Peak detection plays an essential role in biomarker discovery from MS data. The peak detection method however depends significantly on the property of the data. An automatic peak detection method is proposed in this paper for prOTOF data. Random noise is removed by the undecimated wavelet transform. We have designed an adaptive short-time discrete Fourier transform to address chemical noise removal, which increases of the signal-to-noise ratio of the true peaks. The possible isotopic peaks corresponding to one protein are combined together by extracting an envelope over them. Depending on SNR, the desired peaks in each individual spectrum can be identified. In contrast to other methods for identifying peptides, this method is independent of the knowledge of the mass of the peptides. In addition, since we use the short-time discrete Fourier transform to remove the chemical noise, it can be applied to a wide range of mass. The final peaks are determined by choosing the peak which has the largest number among its neighbors with a distance of about 1Da in the aligned common peaks obtained by complete linkage hierarchical clustering for all the peaks detected in all the spectra. We believe this approach can be easily implemented and is very effective.
We validated our PDA_stFFT method with a dataset acquired with an analysis of the peptide and protein calibration standards. The results are consistent with our experiment settings. The SNR for known peaks is significantly increased after chemical noise removal. Compared to the popular software MoverZ, our method can detect more peaks in diluted samples and can detect peaks with low intensity with high SNR. Finally, we successfully applied our method to detect the peaks from the spectra of a large dataset derived from clinical serum samples.
The authors wish to thank Dr.
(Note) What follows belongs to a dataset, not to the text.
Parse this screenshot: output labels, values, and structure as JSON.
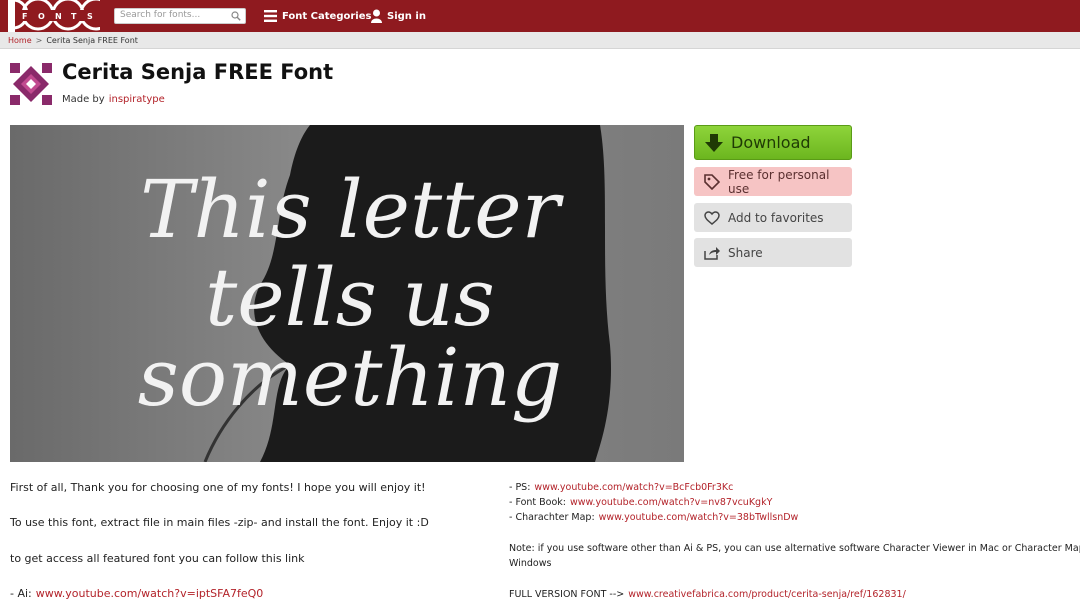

Lisa Sapp in PerkinElmer (Boston MA) for acquiring all prOTOF MS for clinical samples. This work is partially funded by IBIS award (Zhou) and TMHRI scholarship award (Zhou). This research was supported in part by the Intramural Program of the NIH, Clinical Center as well. The authors would like to thank Dominik Beck for proofreading the manuscript.
The authors have declared no conflict of interest.